With the increasing costs, timescales and regulatory hurdles to new drug development, many manufacturers are asking the question of what more can be done to extract value from their existing portfolio of molecules.  ‘New uses for old drugs’ is one option, but another is ‘new routes for existing drugs and existing uses’.  Could clinical safety and efficacy be improved by taking what used to be a systemically delivered drug and delivering it locally, or by changing the gateway to systemic delivery?  Recent examples are Sanofi and MannKind’s powdered insulin for delivery to the lung and 3M’s hollow microneedle technology for intradermal delivery. Both of these offer new routes for delivery of existing drugs – the former offering an alternative to the traditional insulin injection and the second offers a way of breaching the skin barrier in a minimally-invasive way.

New propulsion mechanisms

Whatever the clinical and commercial benefits of the shift from small molecule drugs to high molecular weight biologics, an unintended consequence has been the increase in viscosity, rendering percutaneous injection more difficult to achieve quickly and comfortably.  Addressing this issue through new routes of administration is one option already discussed, but another strategy is to take a look at the propulsion engine and fluid train.  One example is Steadymed’s battery expansion which allows high volume or viscous liquids to be discreetly administered over hours or days.  Other examples include Bespak’s liquified gas and Portal Instrument’s motor-driven technologies.

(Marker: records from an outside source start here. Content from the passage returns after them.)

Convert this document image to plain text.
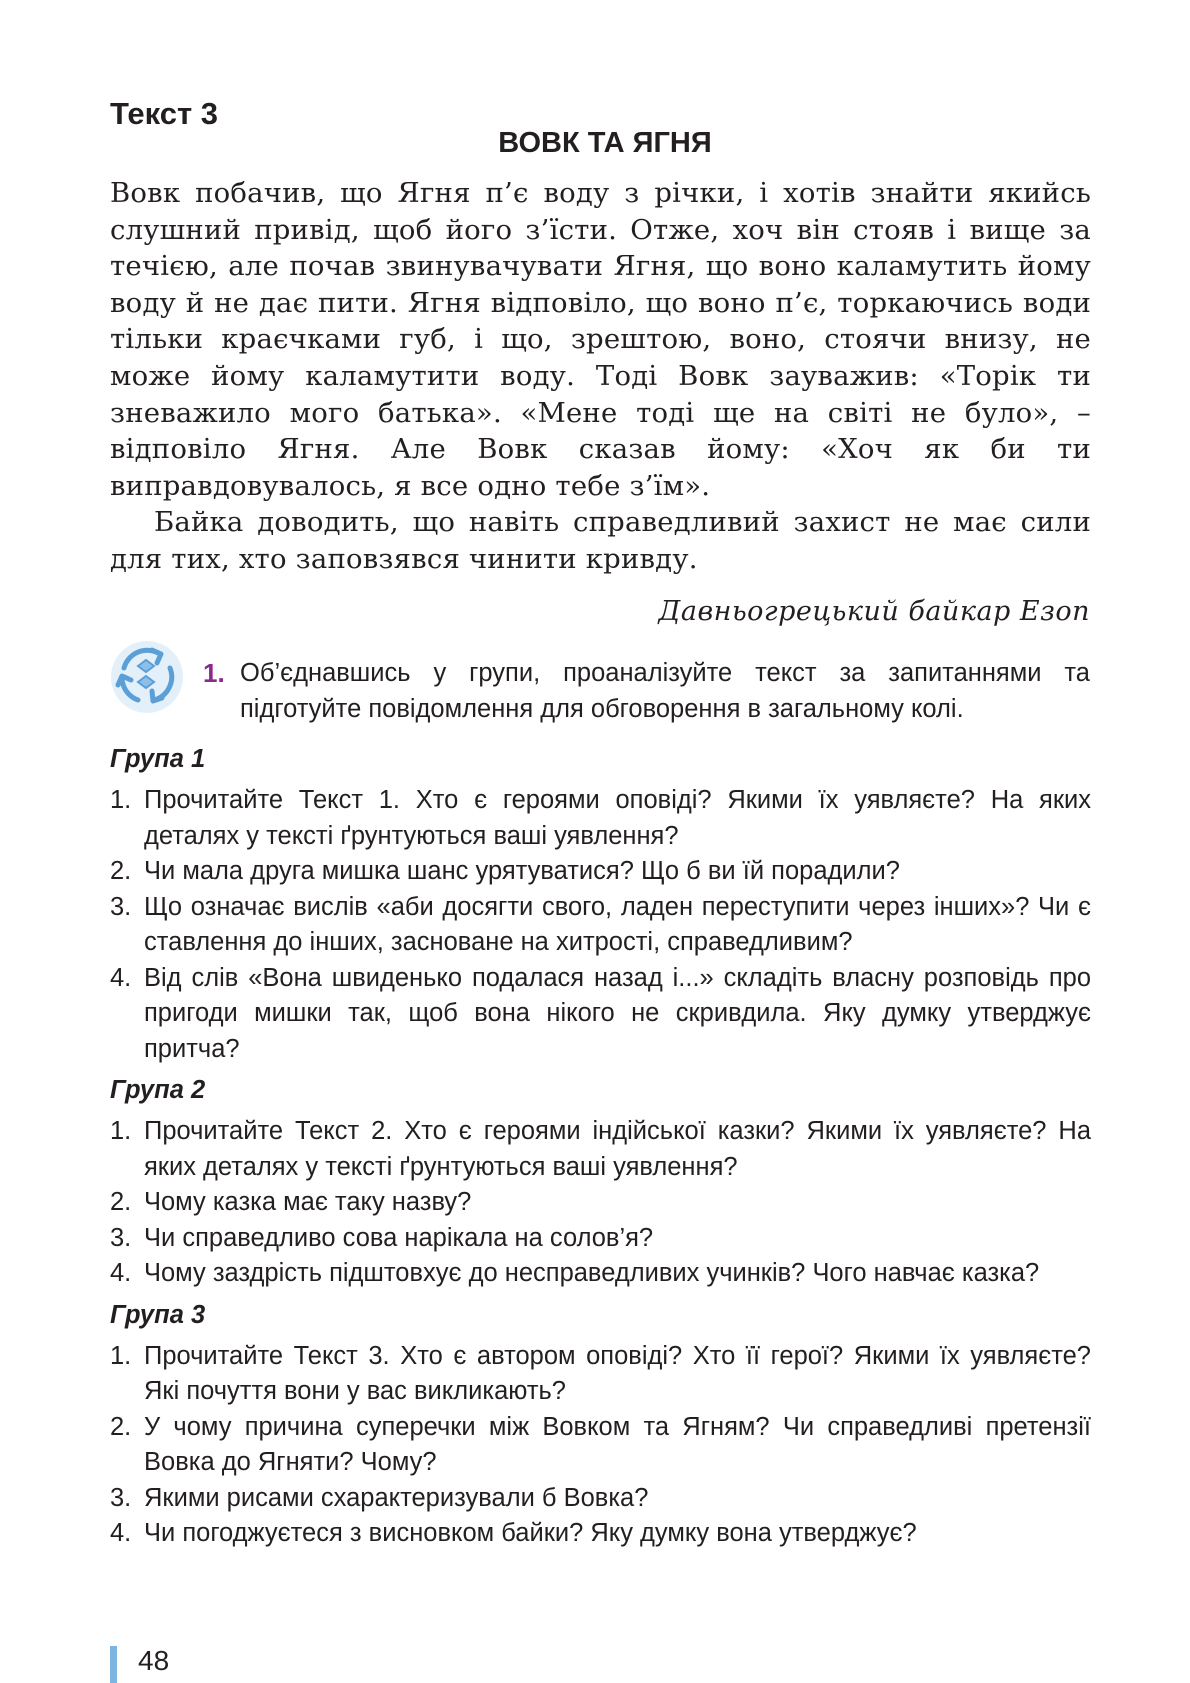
Текст 3
ВОВК ТА ЯГНЯ

Вовк побачив, що Ягня п’є воду з річки, і хотів знайти якийсь слушний привід, щоб його з’їсти. Отже, хоч він стояв і вище за течією, але почав звинувачувати Ягня, що воно каламутить йому воду й не дає пити. Ягня відповіло, що воно п’є, торкаючись води тільки краєчками губ, і що, зрештою, воно, стоячи внизу, не може йому каламутити воду. Тоді Вовк зауважив: «Торік ти зневажило мого батька». «Мене тоді ще на світі не було», – відповіло Ягня. Але Вовк сказав йому: «Хоч як би ти виправдовувалось, я все одно тебе з’їм».

Байка доводить, що навіть справедливий захист не має сили для тих, хто заповзявся чинити кривду.

Давньогрецький байкар Езоп
1. Об’єднавшись у групи, проаналізуйте текст за запитаннями та підготуйте повідомлення для обговорення в загальному колі.
Група 1
1. Прочитайте Текст 1. Хто є героями оповіді? Якими їх уявляєте? На яких деталях у тексті ґрунтуються ваші уявлення?
2. Чи мала друга мишка шанс урятуватися? Що б ви їй порадили?
3. Що означає вислів «аби досягти свого, ладен переступити через інших»? Чи є ставлення до інших, засноване на хитрості, справедливим?
4. Від слів «Вона швиденько подалася назад і...» складіть власну розповідь про пригоди мишки так, щоб вона нікого не скривдила. Яку думку утверджує притча?
Група 2
1. Прочитайте Текст 2. Хто є героями індійської казки? Якими їх уявляєте? На яких деталях у тексті ґрунтуються ваші уявлення?
2. Чому казка має таку назву?
3. Чи справедливо сова нарікала на солов’я?
4. Чому заздрість підштовхує до несправедливих учинків? Чого навчає казка?
Група 3
1. Прочитайте Текст 3. Хто є автором оповіді? Хто її герої? Якими їх уявляєте? Які почуття вони у вас викликають?
2. У чому причина суперечки між Вовком та Ягням? Чи справедливі претензії Вовка до Ягняти? Чому?
3. Якими рисами схарактеризували б Вовка?
4. Чи погоджуєтеся з висновком байки? Яку думку вона утверджує?
48
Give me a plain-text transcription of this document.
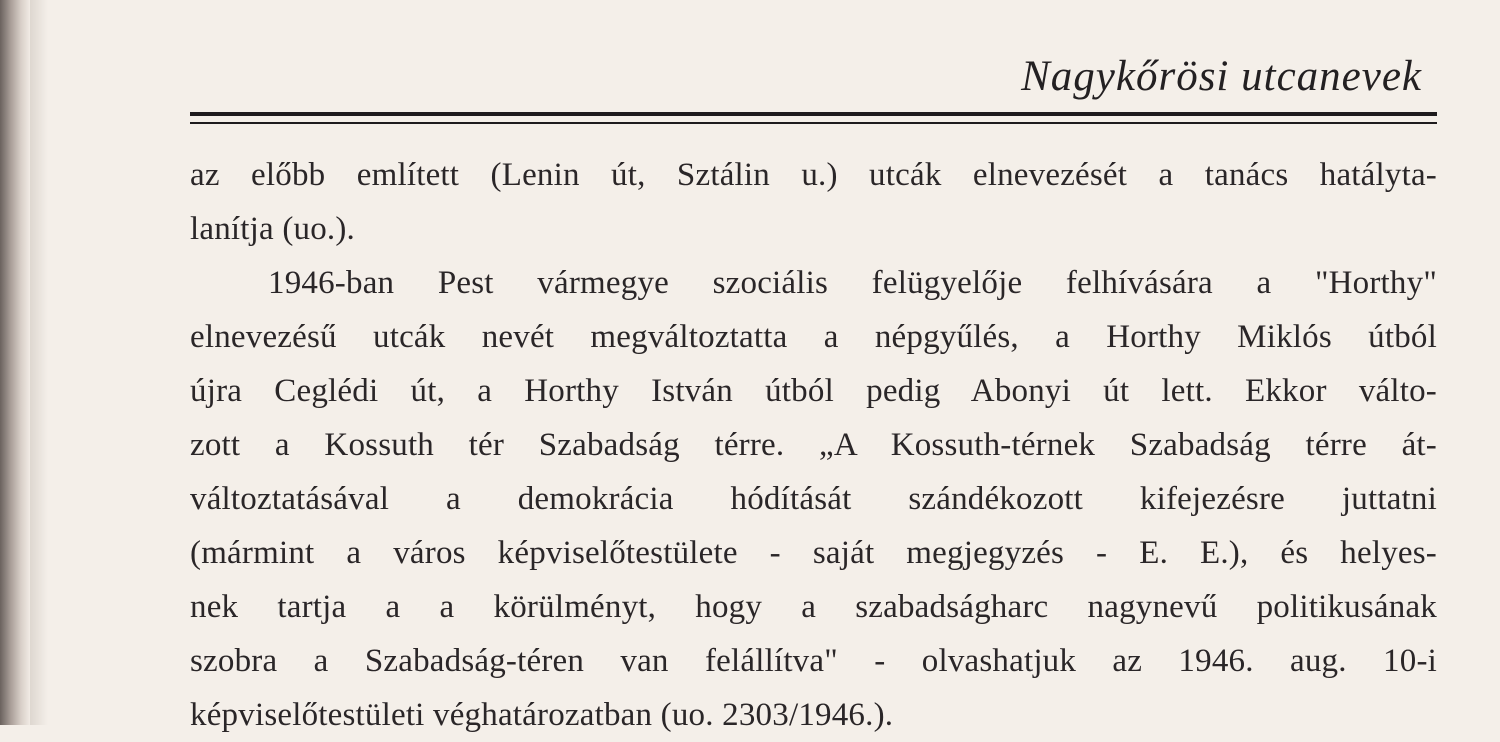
Nagykőrösi utcanevek
az előbb említett (Lenin út, Sztálin u.) utcák elnevezését a tanács hatályta-
lanítja (uo.).
1946-ban Pest vármegye szociális felügyelője felhívására a "Horthy"
elnevezésű utcák nevét megváltoztatta a népgyűlés, a Horthy Miklós útból
újra Ceglédi út, a Horthy István útból pedig Abonyi út lett. Ekkor válto-
zott a Kossuth tér Szabadság térre. „A Kossuth-térnek Szabadság térre át-
változtatásával a demokrácia hódítását szándékozott kifejezésre juttatni
(mármint a város képviselőtestülete - saját megjegyzés - E. E.), és helyes-
nek tartja a a körülményt, hogy a szabadságharc nagynevű politikusának
szobra a Szabadság-téren van felállítva" - olvashatjuk az 1946. aug. 10-i
képviselőtestületi véghatározatban (uo. 2303/1946.).
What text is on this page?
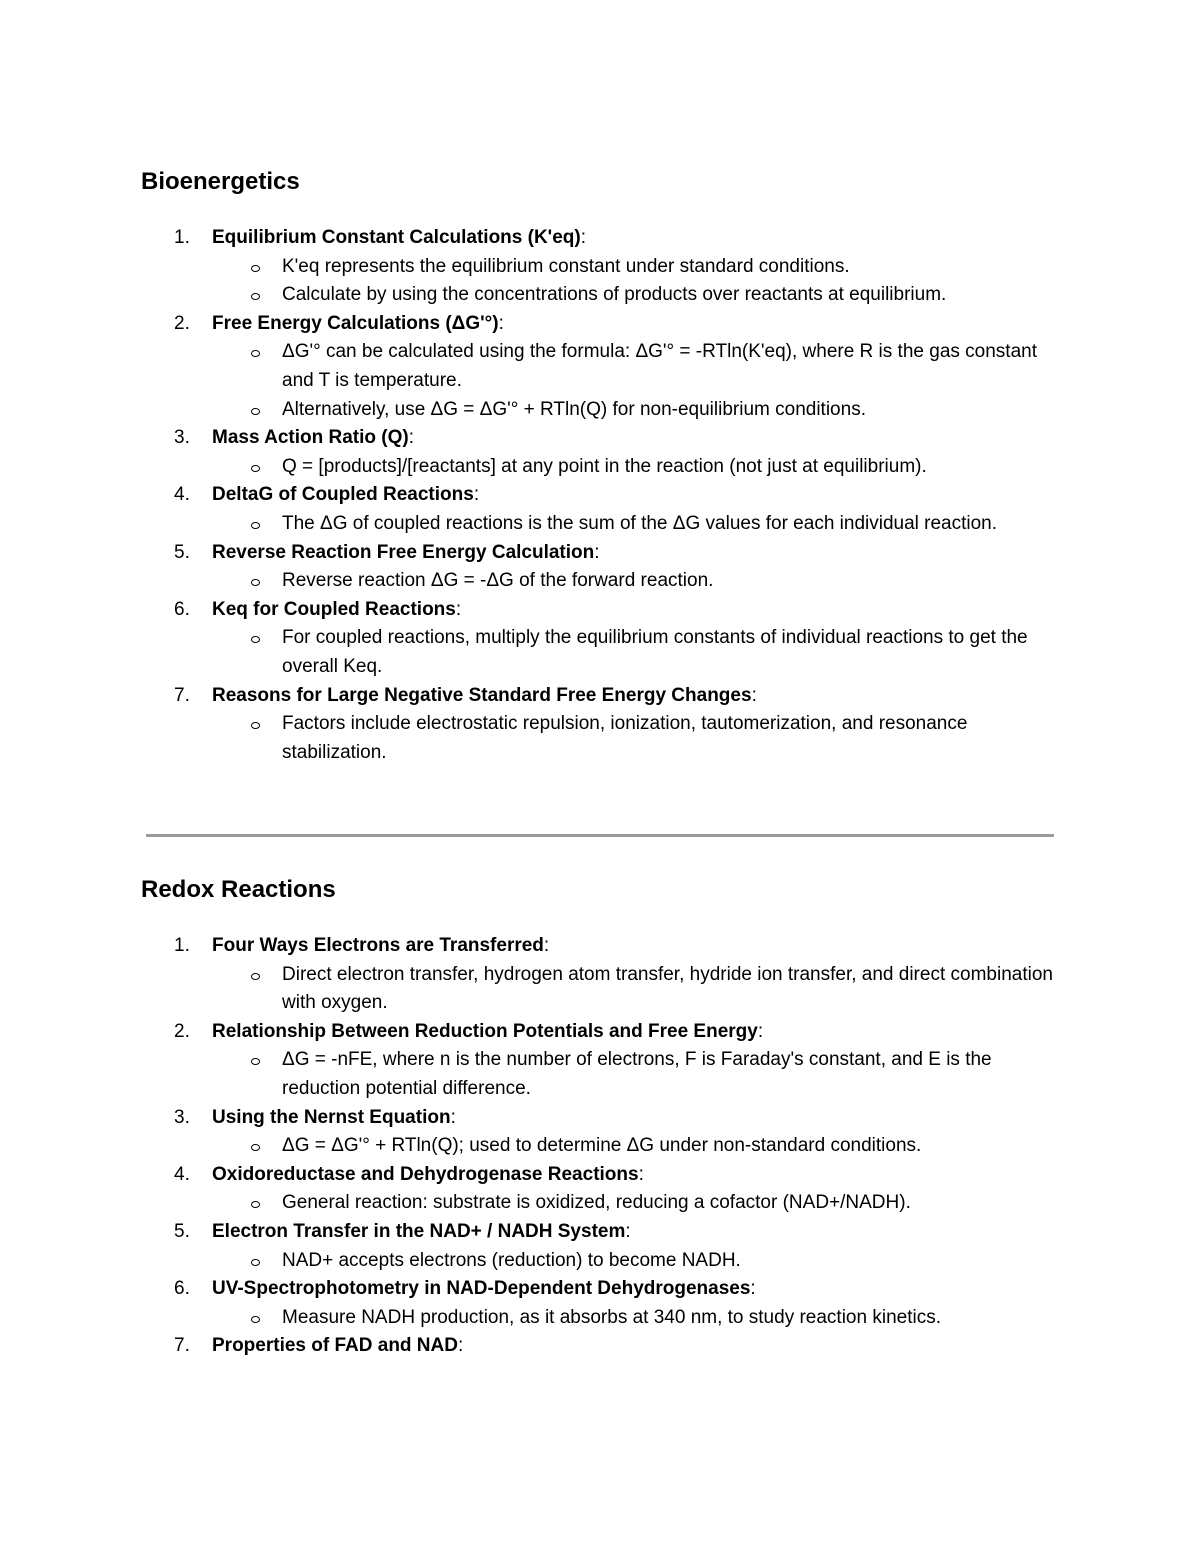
Bioenergetics
1. Equilibrium Constant Calculations (K'eq):
K'eq represents the equilibrium constant under standard conditions.
Calculate by using the concentrations of products over reactants at equilibrium.
2. Free Energy Calculations (ΔG'°):
ΔG'° can be calculated using the formula: ΔG'° = -RTln(K'eq), where R is the gas constant and T is temperature.
Alternatively, use ΔG = ΔG'° + RTln(Q) for non-equilibrium conditions.
3. Mass Action Ratio (Q):
Q = [products]/[reactants] at any point in the reaction (not just at equilibrium).
4. DeltaG of Coupled Reactions:
The ΔG of coupled reactions is the sum of the ΔG values for each individual reaction.
5. Reverse Reaction Free Energy Calculation:
Reverse reaction ΔG = -ΔG of the forward reaction.
6. Keq for Coupled Reactions:
For coupled reactions, multiply the equilibrium constants of individual reactions to get the overall Keq.
7. Reasons for Large Negative Standard Free Energy Changes:
Factors include electrostatic repulsion, ionization, tautomerization, and resonance stabilization.
Redox Reactions
1. Four Ways Electrons are Transferred:
Direct electron transfer, hydrogen atom transfer, hydride ion transfer, and direct combination with oxygen.
2. Relationship Between Reduction Potentials and Free Energy:
ΔG = -nFE, where n is the number of electrons, F is Faraday's constant, and E is the reduction potential difference.
3. Using the Nernst Equation:
ΔG = ΔG'° + RTln(Q); used to determine ΔG under non-standard conditions.
4. Oxidoreductase and Dehydrogenase Reactions:
General reaction: substrate is oxidized, reducing a cofactor (NAD+/NADH).
5. Electron Transfer in the NAD+ / NADH System:
NAD+ accepts electrons (reduction) to become NADH.
6. UV-Spectrophotometry in NAD-Dependent Dehydrogenases:
Measure NADH production, as it absorbs at 340 nm, to study reaction kinetics.
7. Properties of FAD and NAD:
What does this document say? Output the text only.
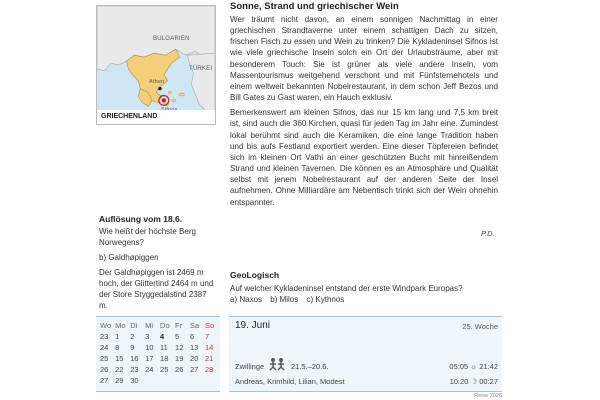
BULGARIEN
TÜRKEI
Athen
GRIECHENLAND
Sonne, Strand und griechischer Wein

Wer träumt nicht davon, an einem sonnigen Nachmittag in einer griechischen Strandtaverne unter einem schattigen Dach zu sitzen, frischen Fisch zu essen und Wein zu trinken? Die Kykladeninsel Sifnos ist wie viele griechische Inseln solch ein Ort der Urlaubsträume, aber mit besonderem Touch: Sie ist grüner als viele andere Inseln, vom Massentourismus weitgehend verschont und mit Fünfsternehotels und einem weltweit bekannten Nobelrestaurant, in dem schon Jeff Bezos und Bill Gates zu Gast waren, ein Hauch exklusiv.

Bemerkenswert am kleinen Sifnos, das nur 15 km lang und 7,5 km breit ist, sind auch die 360 Kirchen, quasi für jeden Tag im Jahr eine. Zumindest lokal berühmt sind auch die Keramiken, die eine lange Tradition haben und bis aufs Festland exportiert werden. Eine dieser Töpfereien befindet sich im kleinen Ort Vathi an einer geschützten Bucht mit hinreißendem Strand und kleinen Tavernen. Die können es an Atmosphäre und Qualität selbst mit jenem Nobelrestaurant auf der anderen Seite der Insel aufnehmen. Ohne Milliardäre am Nebentisch trinkt sich der Wein ohnehin entspannter.

P.D.
Auflösung vom 18.6.

Wie heißt der höchste Berg Norwegens?

b) Galdhøpiggen

Der Galdhøpiggen ist 2469 m hoch, der Glittertind 2464 m und der Store Styggedalstind 2387 m.

GeoLogisch
Auf welcher Kykladeninsel entstand der erste Windpark Europas?
a) Naxos b) Milos c) Kythnos
Wo	Mo	Di	Mi	Do	Fr	Sa	So
23	1	2	3	4	5	6	7
24	8	9	10	11	12	13	14
25	15	16	17	18	19	20	21
26	22	23	24	25	26	27	28
27	29	30					
19. Juni	25. Woche
Zwillinge	21.5.–20.6.
Andreas, Krimhild, Lilian, Modest
05:05 ☼ 21:42
10:20 ☽ 00:27
Reise 2026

It is true that for many drugs, the standard spring-loaded autoinjector or the basic pressurized inhaler will suffice, at least in the short to medium term.  However, in the long term, it is likely that these devices will be replaced or at least augmented by new technology.  This technology will optimize dosing, simplify and motivate proper use, and communicate valuable data to patients, caregivers and payers.  Given the inevitability of technology change, the question for Pharma companies is not if to act, but how and when to act.  For example, whether to be a prime mover or a fast follower?  Keep a watching brief or selectively invest?  Innovate internally or out-source?  Doing nothing is a risky strategy as any victims of disruptive change can attest.